First time asking here. I'm not sure what your policies are on general homework help but I truly am stuck.

So far I have shown $\gcd(a,c) \gcd(b,c)$ as an integer combination of $ab$ and $c$. So if I can show that $\gcd(a,c) \gcd(b,c)$ divides $ab$ and $c$ I can use the proof that if an integer $d$ is a common divisor of $a$ and $b$, and $d=ax+by$ for some $x$ and $y$, that $d=\gcd(a,b)$. However I don't really know where to start with this. Any help would be appreciated.


I'm going to write $(m,n)$ for $\text{gcd}(m,n)$ throughout what follows.

You want to show that $(a,c)(b,c) \mid ab, c$. From the definition of $(m,n)$, it's easy to show that $(a,c)(b,c) \mid ab$ (since $(a,c) \mid a$ and $(b,c) \mid b$). So it really boils down to showing that $(a,c)(b,c) \mid c$.

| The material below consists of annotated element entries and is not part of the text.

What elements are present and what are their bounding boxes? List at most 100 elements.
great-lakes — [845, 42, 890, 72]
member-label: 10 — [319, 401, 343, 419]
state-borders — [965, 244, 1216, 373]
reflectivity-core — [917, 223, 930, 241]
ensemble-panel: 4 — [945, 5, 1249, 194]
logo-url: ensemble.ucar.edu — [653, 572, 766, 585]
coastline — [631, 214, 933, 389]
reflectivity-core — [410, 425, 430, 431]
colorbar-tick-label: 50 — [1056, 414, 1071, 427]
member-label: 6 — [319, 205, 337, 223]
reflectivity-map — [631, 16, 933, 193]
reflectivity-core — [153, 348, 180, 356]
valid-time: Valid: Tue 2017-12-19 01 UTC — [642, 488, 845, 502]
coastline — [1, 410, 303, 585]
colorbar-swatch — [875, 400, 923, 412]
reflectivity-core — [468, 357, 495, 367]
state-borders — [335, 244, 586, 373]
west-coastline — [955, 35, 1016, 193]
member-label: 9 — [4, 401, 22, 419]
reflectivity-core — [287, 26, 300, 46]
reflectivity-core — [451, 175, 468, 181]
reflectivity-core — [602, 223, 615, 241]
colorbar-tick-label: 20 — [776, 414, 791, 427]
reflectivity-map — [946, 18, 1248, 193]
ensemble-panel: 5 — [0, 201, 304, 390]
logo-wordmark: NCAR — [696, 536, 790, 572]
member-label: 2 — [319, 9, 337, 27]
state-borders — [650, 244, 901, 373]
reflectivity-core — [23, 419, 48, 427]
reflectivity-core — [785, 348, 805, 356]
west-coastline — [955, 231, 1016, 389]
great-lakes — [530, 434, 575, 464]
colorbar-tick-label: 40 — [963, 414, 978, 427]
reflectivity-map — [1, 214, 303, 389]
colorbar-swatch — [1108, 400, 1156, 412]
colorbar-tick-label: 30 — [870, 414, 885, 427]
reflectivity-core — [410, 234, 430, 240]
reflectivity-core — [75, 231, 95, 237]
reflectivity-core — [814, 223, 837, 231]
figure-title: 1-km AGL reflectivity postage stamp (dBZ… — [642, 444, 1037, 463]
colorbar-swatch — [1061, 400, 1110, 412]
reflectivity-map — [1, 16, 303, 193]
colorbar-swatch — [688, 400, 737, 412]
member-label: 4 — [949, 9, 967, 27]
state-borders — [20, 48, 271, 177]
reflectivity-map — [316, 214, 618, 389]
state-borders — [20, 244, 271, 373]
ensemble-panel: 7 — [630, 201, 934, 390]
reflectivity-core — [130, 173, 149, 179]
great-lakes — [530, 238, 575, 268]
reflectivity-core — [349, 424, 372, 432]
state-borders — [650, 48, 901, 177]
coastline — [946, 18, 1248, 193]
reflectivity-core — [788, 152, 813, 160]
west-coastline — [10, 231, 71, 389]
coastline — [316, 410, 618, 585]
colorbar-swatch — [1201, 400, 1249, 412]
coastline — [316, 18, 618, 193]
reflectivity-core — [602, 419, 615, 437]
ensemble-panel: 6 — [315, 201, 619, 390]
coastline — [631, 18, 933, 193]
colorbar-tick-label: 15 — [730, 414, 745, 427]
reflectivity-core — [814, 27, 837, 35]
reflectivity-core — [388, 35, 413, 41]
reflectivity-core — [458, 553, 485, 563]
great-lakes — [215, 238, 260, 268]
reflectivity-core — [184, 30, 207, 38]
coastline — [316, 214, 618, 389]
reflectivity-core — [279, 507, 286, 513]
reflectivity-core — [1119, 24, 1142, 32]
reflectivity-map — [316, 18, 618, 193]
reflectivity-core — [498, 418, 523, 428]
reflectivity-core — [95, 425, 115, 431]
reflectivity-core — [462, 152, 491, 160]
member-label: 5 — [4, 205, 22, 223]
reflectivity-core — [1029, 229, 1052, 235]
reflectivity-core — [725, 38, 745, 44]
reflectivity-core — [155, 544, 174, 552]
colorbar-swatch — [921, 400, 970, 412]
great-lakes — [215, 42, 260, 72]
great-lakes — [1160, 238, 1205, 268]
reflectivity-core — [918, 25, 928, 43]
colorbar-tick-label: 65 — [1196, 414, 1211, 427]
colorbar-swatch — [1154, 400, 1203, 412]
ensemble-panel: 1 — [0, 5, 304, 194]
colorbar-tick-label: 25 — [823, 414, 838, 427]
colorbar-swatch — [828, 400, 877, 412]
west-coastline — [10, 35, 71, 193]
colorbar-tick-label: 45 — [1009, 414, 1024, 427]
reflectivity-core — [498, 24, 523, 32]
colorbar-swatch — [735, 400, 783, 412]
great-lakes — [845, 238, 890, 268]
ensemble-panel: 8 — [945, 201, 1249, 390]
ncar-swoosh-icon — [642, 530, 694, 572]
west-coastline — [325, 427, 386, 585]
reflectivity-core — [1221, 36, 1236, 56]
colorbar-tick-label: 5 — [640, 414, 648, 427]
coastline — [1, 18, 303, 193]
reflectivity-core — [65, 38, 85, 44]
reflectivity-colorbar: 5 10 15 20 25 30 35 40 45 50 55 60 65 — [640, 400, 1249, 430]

Since $(a,c), (b,c) \mid c$, you can write $c = r(a,c) = s(b,c)$ for some integers $r$ and $s$. Therefore, to show that $(a,c)(b,c) \mid c$, it's enough to show that $(b,c) \mid r = c/(a,c)$. This is equivalent to showing that $p \nmid (a,c)$ for any prime number dividing $(b,c)$. This follows from $a$ and $b$ being coprime. (Why?)